La increpó con severidad:

–Mamie Jordan, ¿te encuentras bien?

Y su vieja amiga levantó la vista para –tal vez ante la acusación de que se le hacía objeto o quizá por lo brusco del tono de Jennie– romper súbitamente a llorar. No sabía por qué, pero allí estaba, sollozando desconsoladamente y sin reparo.

–Déjalo ya, Jennie –dijo–, que han sido demasiadas cosas horribles esta noche.
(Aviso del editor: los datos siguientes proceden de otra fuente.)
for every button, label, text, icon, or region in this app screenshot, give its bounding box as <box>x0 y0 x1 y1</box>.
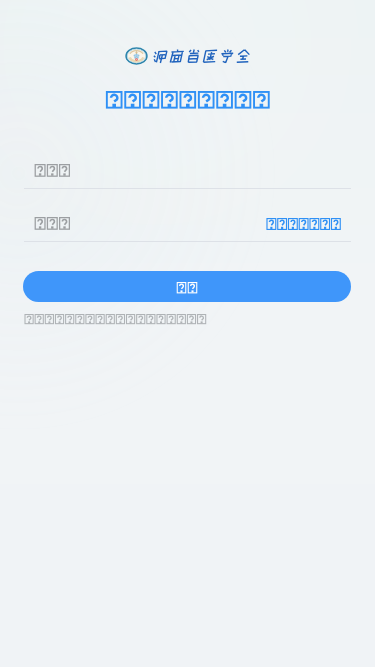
button[interactable]: 手机号 <box>24 155 351 189</box>
other: 河南省医学会 <box>151 49 252 64</box>
other: 河南省医学会会徽 <box>124 44 149 68</box>
button[interactable]: 注册登录即代表您已阅读并同意用户协议 <box>20 308 213 330</box>
button[interactable]: 验证码 <box>24 209 251 241</box>
button[interactable]: 获取短信验证码 <box>258 209 347 241</box>
button[interactable]: 登录 <box>23 271 351 302</box>
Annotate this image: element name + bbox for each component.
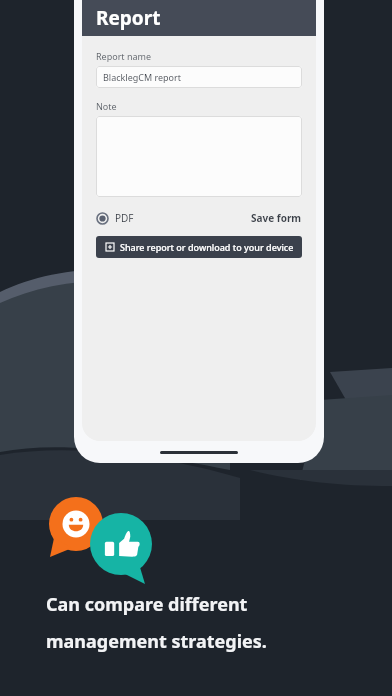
staticText: PDF: [115, 211, 134, 225]
staticText: management strategies.: [46, 629, 267, 654]
staticText: BlacklegCM report: [103, 71, 182, 83]
button[interactable]: PDF: [96, 211, 134, 225]
staticText: Save form: [251, 211, 302, 225]
staticText: Report name: [96, 50, 152, 62]
button[interactable]: [96, 116, 302, 197]
button[interactable]: Share report or download to your device: [96, 236, 302, 258]
staticText: Can compare different: [46, 592, 248, 617]
staticText: Report: [96, 5, 161, 31]
staticText: Note: [96, 100, 117, 112]
button[interactable]: BlacklegCM report: [96, 66, 302, 88]
button[interactable]: Save form: [251, 211, 302, 225]
staticText: Share report or download to your device: [120, 241, 294, 253]
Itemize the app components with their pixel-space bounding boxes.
No lo hagas nunca más, cariño, respeta mis pequeñas y pobres compensaciones.

Jennie la contempló sin decir palabra, mientras los sollozos de la pobre mujer llenaban el gran salón de bebedores.

Era el llanto –lo sabía– de una mujer gastada, que busca algo perfecto, algo que no existe en lugar alguno, un concepto del amor como el que presentan canciones y novelas: de un amor que por allí no se daba, simplemente. Ella quería consolarla; cogerla entre sus brazos, quizá, y asegurarle que no había de qué preocuparse, que todo iba bien. Sólo que fue incapaz de pensar en nada convincente. Miró con ansiedad en torno suyo, como si pudiera encontrar la respuesta a su problema escrita en algún lado, en la pared, pero al fin fue a topar tan sólo con la foto de Lafe Esmond flotando en un charquito de cerveza.
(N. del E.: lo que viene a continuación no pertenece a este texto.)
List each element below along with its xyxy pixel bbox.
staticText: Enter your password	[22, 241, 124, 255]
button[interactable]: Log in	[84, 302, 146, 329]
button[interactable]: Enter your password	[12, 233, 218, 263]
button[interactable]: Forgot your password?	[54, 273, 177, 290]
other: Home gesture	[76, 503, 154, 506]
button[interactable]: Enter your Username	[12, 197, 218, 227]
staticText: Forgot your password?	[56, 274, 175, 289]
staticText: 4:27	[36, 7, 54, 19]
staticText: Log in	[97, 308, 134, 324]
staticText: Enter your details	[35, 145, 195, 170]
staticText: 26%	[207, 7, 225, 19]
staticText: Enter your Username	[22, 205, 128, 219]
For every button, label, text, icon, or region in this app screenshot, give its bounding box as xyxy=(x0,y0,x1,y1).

No; uno no puede darse pena cuando se ve retratado en otro, y lo cierto es que Jennie había estado así muchas veces, demasiadas veces, con tristes borracheras, al caer de una tarde cualquiera.

La tristeza resucitada por Mamie no era ya fácil de superar; la herida rehusaba cerrarse, y esta sensación casi física la obligó a pensar de nuevo en Lafe. Durante unos segundos le vio como con una aureola, como si fuera un desconocido con quien se encontrase por vez primera; sin saber exactamente de qué modo era posible establecer contacto con los muertos o cómo podría Lafe mirarla desde el otro mundo; tuvo la sensación de que, por fin, de alguna manera, habían conectado. Pero pasó pronto. Ni volvía Lafe ni ningún otro.
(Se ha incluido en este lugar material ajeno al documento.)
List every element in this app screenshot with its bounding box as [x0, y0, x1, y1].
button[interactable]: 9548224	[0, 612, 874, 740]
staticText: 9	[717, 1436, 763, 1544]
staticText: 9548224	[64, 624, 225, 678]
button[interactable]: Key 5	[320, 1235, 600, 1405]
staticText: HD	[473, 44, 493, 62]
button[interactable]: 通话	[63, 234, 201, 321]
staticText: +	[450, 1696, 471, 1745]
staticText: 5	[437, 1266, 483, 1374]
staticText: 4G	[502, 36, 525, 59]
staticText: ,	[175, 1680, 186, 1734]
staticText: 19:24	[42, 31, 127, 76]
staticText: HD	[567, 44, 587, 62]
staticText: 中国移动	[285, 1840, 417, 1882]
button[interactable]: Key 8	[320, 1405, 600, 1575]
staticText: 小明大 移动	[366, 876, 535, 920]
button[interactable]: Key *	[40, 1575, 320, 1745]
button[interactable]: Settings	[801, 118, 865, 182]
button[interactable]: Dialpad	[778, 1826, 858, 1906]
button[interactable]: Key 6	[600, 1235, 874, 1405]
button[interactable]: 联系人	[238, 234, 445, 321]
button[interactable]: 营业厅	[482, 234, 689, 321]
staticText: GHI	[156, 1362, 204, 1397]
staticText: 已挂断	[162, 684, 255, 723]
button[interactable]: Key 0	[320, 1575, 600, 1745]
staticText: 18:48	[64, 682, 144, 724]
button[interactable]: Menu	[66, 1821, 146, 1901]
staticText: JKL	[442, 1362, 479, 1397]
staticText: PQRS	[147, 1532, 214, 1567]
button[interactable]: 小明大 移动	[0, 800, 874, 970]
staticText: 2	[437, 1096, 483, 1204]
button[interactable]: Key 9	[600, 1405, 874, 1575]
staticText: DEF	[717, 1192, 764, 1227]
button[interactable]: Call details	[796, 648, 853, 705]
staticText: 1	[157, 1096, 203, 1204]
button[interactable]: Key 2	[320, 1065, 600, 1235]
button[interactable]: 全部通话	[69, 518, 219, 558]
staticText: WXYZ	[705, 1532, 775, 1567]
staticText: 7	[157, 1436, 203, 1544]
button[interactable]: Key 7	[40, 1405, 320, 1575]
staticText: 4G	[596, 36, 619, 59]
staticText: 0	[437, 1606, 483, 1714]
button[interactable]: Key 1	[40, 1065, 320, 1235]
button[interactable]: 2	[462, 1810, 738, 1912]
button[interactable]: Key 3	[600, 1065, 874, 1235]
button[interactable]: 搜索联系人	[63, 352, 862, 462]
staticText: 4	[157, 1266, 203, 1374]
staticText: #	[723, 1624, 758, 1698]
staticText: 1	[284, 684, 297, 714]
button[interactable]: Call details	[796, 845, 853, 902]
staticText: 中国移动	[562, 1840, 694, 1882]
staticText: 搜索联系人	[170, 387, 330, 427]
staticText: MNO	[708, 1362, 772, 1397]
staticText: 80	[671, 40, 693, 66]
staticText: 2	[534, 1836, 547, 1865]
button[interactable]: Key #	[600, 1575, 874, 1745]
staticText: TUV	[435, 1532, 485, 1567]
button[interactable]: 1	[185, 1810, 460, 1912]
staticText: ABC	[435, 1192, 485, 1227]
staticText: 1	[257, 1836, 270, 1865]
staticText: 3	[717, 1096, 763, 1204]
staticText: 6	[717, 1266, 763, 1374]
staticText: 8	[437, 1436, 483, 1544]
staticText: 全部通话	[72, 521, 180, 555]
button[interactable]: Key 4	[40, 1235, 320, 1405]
Si alguna vez le hubiera querido de verdad, ahora tendría un cierto consuelo con sólo mirar su foto y llorar como quisiera Mamie que lo hiciese. O si al menos le hubiesen enterrado cerca, en algún sitio conocido, para poder visitar su tumba y representar allí todo el drama del disgusto y las lágrimas. Pero lo que un día fue Lafe estaba ahora tan lejos y tan hondo que no era ya recuperable realmente.

Entonces, agarrando a Mamie por el brazo y sacando el pañuelo para dárselo, tuvo toda la sensación de haber visto por segunda vez una película y habérsele saltado las lágrimas de nuevo en la misma escena. No hay comentario posible ante estas pequeñas tragedias privadas. Simplemente uno espera a que se enciendan las luces y coge el sombrero para marcharse.